Serta blocking is not a new development demanded by this decision. Blocker language, with encouragement from the Loan Syndications and Trading Association, has been in use since 2020. That was the year Serta, which had severe liquidity difficulties though it had not at this point filed for bankruptcy, reached an agreement with certain “priority term loan” (PTL) lenders.

In the 2020 agreement, Serta reached what is known as an “uptier exchange” with the favoured creditors, including Advent International and a group of mutual fund companies. The PTL creditors agreed to lend Serta $200 million, and to exchange about $1.3 billion of old loans for $875 million of new loans. In return, the PTL funds demanded that new loans would have a first claim on all of Serta’s assets, pushing the non-PTL creditors, notably Apollo Global, to a lower position on the capital structure.

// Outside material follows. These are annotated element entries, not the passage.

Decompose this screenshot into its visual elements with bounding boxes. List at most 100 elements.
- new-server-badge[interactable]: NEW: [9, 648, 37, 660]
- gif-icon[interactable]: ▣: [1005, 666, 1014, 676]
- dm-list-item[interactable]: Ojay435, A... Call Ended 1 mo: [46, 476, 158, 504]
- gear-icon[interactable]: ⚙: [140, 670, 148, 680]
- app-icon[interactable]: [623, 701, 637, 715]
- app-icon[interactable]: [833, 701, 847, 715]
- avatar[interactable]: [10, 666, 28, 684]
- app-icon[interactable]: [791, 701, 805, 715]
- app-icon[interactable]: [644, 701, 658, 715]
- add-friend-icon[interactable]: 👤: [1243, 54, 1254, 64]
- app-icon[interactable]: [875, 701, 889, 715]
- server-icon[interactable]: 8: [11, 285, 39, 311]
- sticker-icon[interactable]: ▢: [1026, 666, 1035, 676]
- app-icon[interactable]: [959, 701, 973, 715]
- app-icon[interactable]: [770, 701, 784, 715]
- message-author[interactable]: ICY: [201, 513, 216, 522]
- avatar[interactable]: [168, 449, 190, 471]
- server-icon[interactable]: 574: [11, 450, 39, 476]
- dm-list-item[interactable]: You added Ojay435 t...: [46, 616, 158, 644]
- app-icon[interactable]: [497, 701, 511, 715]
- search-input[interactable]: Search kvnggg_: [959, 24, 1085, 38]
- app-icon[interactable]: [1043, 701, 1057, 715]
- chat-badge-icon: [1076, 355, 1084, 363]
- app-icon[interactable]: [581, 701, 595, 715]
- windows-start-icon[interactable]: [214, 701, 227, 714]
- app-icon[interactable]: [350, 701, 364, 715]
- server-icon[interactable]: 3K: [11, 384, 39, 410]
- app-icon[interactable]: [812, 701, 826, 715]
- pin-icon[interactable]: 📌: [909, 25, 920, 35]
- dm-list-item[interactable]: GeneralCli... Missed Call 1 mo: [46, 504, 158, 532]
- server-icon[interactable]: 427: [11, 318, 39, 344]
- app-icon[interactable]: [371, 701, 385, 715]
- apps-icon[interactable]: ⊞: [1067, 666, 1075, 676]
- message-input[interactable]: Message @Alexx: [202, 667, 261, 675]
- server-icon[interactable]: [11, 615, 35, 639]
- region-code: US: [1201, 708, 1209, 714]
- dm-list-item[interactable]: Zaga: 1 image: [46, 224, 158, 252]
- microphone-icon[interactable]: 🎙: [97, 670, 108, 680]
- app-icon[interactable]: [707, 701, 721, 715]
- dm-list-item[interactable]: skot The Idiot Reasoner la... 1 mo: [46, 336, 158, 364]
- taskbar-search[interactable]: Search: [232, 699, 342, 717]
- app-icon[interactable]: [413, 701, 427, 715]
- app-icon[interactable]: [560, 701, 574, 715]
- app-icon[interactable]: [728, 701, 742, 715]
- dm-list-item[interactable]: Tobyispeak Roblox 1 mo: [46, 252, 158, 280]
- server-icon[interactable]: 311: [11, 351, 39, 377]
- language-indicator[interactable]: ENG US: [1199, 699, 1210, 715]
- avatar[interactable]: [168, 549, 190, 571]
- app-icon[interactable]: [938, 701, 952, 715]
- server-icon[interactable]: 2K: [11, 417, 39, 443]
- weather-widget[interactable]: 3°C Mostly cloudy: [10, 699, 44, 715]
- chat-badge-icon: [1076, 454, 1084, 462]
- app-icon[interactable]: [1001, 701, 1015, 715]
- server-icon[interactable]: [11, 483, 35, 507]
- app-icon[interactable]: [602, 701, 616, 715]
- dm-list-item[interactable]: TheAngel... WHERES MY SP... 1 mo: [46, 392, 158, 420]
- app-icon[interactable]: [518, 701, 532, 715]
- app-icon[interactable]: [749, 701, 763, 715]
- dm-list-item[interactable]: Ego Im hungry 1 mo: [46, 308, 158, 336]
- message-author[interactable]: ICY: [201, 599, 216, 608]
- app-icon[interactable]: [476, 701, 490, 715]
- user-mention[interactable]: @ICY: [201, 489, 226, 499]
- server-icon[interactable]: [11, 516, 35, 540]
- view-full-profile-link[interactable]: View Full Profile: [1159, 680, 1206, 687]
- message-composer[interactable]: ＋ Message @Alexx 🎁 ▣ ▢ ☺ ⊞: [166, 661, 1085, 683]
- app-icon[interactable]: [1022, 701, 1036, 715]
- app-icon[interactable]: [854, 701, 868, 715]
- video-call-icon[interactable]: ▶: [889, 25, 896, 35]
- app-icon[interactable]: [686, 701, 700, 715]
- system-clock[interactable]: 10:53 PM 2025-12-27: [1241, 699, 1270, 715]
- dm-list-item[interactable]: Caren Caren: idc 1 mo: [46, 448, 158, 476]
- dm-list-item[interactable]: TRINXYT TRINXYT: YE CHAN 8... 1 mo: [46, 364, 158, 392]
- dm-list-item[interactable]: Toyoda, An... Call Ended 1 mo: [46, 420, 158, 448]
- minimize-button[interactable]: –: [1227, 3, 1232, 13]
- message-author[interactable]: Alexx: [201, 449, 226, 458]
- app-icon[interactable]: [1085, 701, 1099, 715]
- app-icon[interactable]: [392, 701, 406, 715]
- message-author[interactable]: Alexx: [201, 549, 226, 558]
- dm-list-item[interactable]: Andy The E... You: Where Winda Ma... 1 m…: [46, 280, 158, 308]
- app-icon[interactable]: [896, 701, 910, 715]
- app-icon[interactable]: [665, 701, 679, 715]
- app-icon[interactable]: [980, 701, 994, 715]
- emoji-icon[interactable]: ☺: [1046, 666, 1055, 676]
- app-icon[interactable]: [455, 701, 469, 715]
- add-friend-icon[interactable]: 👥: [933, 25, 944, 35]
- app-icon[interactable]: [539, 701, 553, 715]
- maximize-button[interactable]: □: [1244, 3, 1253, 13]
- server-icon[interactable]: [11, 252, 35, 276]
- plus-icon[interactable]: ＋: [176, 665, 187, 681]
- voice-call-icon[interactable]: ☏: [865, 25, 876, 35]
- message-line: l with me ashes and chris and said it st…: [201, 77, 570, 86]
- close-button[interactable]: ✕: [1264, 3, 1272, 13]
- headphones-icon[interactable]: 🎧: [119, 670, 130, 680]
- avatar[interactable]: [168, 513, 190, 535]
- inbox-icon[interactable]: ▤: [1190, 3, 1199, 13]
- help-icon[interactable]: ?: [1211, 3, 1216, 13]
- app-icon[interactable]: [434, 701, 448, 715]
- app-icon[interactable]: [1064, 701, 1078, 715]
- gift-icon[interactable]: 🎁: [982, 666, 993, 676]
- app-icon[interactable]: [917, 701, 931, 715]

Serta filed its bankruptcy in January 2023. In March, as a preliminary matter, Judge David Jones upheld the uptier exchange.

In May, Apollo and Serta reached an agreement on a related but distinct issue, Serta’s claim that Apollo had no standing to litigate its debt instruments in the bankruptcy context, because it was on a “disqualified” list. The parties split the difference, allowing Apollo to push for recovery of $0.50 of every debt dollar.

In June, the court issued a final judgment, again upholding the uptier, against arguments by objecting creditors that it was prohibited by the language of a 2016 credit agreement. What was fatal to the arguments of the non-PTL creditors, in the view of the court, was in essence that they did not have what is now called Serta blocker language in that 2016 agreement. The creditors were sophisticated parties and they could have prevented the uptier exchange through unambiguous language in the original documentation doing so. Instead, they were “keenly aware” that the agreement was a loose document, and they “understood the implications of that looseness”.

Accordingly, the PTL were allowed to amend the credit agreement in such a way as to validate their uptick.

Serta blocker language would have required that the consent of all affected creditors be needed for amendments that “subordinate, or have the effect of subordinating, the obligations hereunder to any other indebtedness [or] the liens securing the Obligations to liens securing any other indebtedness”.  This language is taken from an LSTA template.

A recent in-depth discussion by Moody’s Investor Service looks at the likely effects of the Serta bankruptcy upon the markets, as a precedent.

Unfortunately, the Moody’s analysis says, the language in the “vast majority of loans” continues to fall short of the LSTA guidelines. It appears likely, then, that some first-lien creditors’ senior rights will continue to be usurped when companies in distress agree to such uptiers in the near future. Creditor-on-creditor violence will continue.